A chair’s many faces
Even lightweight, well-designed chairs are inconvenient—because they are only designed for sitting in, and that is the very least of the things that happens to a chair. Most chairs are so little sat in that they could never justify themselves economically on that score.
Not only are they bought to be looked at as cult-objects, but they are also used for propping doors open or—in French farce—shut. They are used by cats, dogs, and small children for sleeping in; by adults as shoe-rests for polishing or lace-tying. They are used as stands for Karrikots and baby baths; as saw horses; as work benches for domestic trades as diverse as pea-shelling and wool winding; and as clothes hangers. If upholstered and sprung, they can be used for trampoline practice; if hard, as bongo drums. They are persistently employed as stepladders for fruit-picking, hedge-clipping, changing lamp bulbs and dusting cornices…
The more a chair is well-designed for sitting in, the less use it is the other 95 percent of the time…If rational inquiry were to prevail, it would show that chairs are simply detached units of a commonwealth of horizontal surfaces on which any number of objects, including the human fundament, can be parked.

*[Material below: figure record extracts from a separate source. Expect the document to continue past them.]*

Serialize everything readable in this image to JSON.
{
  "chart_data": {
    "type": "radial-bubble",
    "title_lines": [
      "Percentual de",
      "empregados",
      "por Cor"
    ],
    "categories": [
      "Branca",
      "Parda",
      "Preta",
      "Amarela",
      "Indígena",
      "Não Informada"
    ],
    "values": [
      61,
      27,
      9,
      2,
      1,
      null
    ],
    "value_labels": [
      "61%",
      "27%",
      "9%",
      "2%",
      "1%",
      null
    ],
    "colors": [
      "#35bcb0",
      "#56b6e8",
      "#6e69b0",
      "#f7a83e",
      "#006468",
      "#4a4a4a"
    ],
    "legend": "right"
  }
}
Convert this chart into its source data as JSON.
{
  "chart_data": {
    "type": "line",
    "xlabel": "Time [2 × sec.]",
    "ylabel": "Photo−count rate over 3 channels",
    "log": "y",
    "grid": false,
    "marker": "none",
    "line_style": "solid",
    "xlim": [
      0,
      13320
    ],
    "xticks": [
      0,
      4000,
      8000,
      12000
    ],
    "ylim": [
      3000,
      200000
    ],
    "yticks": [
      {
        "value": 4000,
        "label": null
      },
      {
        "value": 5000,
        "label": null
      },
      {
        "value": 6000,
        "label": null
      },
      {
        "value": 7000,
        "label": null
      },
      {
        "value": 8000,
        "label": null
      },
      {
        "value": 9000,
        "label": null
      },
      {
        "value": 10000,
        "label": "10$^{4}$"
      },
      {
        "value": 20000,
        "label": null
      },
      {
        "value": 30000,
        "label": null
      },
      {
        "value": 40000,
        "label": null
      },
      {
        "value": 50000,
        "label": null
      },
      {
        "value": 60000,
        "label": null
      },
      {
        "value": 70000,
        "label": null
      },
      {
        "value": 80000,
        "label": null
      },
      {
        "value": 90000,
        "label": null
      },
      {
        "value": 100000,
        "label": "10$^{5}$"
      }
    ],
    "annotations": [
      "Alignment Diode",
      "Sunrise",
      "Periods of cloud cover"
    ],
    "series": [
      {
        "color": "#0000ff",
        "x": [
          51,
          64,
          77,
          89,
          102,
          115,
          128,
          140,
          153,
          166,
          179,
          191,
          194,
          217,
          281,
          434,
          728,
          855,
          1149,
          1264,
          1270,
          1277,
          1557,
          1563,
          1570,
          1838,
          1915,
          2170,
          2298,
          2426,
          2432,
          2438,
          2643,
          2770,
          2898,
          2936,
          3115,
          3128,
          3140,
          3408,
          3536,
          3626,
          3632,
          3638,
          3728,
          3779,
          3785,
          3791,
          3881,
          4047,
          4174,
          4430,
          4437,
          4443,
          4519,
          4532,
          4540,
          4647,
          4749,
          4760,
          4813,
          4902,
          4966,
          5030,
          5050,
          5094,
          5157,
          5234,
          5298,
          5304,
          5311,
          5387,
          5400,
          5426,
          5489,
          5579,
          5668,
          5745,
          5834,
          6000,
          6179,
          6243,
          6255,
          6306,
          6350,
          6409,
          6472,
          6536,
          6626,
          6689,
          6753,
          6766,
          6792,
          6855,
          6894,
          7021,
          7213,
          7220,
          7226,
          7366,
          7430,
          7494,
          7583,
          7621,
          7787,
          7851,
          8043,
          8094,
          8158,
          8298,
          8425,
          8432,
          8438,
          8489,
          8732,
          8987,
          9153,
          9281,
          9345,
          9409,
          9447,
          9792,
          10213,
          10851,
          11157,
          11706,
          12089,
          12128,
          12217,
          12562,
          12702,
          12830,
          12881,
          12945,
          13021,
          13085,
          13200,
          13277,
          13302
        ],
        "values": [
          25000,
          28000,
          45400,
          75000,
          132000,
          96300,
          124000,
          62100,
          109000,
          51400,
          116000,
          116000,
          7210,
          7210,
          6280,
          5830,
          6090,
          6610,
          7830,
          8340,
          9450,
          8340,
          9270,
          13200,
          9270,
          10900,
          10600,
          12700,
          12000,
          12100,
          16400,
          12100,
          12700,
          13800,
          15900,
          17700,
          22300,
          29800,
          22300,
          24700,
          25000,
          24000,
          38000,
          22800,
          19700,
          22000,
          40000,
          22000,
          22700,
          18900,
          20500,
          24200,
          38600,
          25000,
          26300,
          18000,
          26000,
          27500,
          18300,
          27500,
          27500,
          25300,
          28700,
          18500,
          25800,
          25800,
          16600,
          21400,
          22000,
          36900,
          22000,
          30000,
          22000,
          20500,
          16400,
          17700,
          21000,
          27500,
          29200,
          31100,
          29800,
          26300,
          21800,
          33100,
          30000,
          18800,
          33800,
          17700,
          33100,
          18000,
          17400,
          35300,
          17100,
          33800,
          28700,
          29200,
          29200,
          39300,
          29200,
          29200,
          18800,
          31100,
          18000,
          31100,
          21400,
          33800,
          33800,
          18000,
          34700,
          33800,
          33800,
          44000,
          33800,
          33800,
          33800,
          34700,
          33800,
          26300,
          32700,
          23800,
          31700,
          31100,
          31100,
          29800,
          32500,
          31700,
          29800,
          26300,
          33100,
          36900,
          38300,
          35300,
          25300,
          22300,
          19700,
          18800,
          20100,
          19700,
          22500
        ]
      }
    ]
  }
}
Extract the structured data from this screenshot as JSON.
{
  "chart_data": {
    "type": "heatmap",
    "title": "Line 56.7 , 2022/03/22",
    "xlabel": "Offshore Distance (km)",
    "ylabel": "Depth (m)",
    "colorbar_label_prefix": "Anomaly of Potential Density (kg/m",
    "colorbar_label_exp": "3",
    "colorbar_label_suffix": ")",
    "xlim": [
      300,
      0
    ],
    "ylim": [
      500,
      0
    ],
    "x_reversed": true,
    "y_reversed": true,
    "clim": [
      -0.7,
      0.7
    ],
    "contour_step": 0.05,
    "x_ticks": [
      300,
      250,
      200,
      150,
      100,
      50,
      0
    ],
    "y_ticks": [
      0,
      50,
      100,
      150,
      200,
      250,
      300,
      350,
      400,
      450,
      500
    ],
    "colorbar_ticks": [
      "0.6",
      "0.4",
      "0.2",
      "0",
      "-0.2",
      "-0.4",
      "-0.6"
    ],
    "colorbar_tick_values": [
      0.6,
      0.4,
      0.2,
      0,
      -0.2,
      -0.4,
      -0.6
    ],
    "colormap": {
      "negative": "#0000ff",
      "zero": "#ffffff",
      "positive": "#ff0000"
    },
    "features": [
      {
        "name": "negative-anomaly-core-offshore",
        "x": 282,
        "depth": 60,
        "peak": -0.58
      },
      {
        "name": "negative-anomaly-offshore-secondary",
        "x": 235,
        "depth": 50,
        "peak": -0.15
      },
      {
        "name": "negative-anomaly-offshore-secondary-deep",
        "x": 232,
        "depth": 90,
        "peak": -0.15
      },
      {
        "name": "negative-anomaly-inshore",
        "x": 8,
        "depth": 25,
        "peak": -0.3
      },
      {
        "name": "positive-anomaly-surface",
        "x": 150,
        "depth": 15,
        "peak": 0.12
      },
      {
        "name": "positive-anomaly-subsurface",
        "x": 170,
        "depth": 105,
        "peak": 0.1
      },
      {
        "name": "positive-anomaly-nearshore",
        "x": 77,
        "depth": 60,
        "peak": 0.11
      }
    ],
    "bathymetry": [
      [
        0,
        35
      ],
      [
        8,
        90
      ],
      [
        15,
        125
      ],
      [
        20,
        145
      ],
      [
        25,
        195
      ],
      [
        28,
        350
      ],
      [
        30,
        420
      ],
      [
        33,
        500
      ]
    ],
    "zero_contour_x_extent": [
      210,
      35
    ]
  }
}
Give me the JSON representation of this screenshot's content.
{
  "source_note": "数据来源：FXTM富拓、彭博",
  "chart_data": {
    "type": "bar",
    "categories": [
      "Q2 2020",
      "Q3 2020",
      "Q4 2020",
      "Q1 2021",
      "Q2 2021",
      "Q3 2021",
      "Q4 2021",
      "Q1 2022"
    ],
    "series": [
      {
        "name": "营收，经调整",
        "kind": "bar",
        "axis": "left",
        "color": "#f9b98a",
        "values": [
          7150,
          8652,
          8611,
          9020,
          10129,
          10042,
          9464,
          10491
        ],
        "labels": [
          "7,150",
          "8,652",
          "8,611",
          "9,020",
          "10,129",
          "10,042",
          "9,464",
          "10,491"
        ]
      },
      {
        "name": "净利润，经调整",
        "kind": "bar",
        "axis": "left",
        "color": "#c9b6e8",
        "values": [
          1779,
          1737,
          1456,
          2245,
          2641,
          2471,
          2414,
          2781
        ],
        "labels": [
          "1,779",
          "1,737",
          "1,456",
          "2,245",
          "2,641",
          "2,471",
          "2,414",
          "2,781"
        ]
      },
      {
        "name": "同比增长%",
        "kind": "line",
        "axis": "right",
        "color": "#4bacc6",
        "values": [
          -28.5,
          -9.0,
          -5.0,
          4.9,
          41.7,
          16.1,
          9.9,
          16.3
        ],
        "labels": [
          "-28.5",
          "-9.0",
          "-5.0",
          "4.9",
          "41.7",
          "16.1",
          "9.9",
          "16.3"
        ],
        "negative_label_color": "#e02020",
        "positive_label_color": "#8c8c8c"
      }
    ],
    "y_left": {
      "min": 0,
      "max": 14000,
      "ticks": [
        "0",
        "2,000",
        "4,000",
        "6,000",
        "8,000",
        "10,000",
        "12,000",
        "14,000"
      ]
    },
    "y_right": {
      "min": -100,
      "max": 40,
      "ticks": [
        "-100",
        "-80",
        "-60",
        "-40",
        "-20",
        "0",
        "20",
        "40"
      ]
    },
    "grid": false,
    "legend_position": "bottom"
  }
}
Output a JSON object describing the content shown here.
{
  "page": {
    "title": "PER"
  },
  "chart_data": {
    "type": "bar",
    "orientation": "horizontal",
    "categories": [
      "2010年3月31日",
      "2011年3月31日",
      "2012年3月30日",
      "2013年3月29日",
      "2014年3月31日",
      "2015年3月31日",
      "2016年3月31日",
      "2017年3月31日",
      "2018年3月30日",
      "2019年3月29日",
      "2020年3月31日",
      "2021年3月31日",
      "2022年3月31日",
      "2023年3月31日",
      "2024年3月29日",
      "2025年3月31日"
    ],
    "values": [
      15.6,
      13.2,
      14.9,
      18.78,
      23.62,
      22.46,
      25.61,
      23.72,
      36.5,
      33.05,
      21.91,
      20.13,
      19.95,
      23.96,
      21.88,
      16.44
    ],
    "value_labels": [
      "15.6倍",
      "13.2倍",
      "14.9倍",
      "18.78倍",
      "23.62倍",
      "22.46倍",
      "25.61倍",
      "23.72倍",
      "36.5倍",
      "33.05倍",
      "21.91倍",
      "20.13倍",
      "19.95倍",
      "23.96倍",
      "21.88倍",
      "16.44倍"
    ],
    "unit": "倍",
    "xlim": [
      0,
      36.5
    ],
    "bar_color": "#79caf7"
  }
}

I enjoy reading about objects tied tightly into our lives yet, so often these objects are rarely given their due credit. We’d be uncivilized without our chairs. Artful chairs though beautiful are weak in character. It’s the everyday chair that can call itself mankind’s best friend.
AnnMarie
neat blog you have here, thanks for sharing
anntogether.com
March 30, 2014 at 5:51 pm
So sometimes it is better to do multiple jobs adequately rather than one job really well (chair) and sometimes it is not (parachute).
Darren
March 30, 2014 at 11:00 pm
@AnnMarie: Thanks so much!
@Darren: Speaking roughly, I’d say that a novel is more like a chair, a poem like a parachute—although a parachute that can also be used for playground games.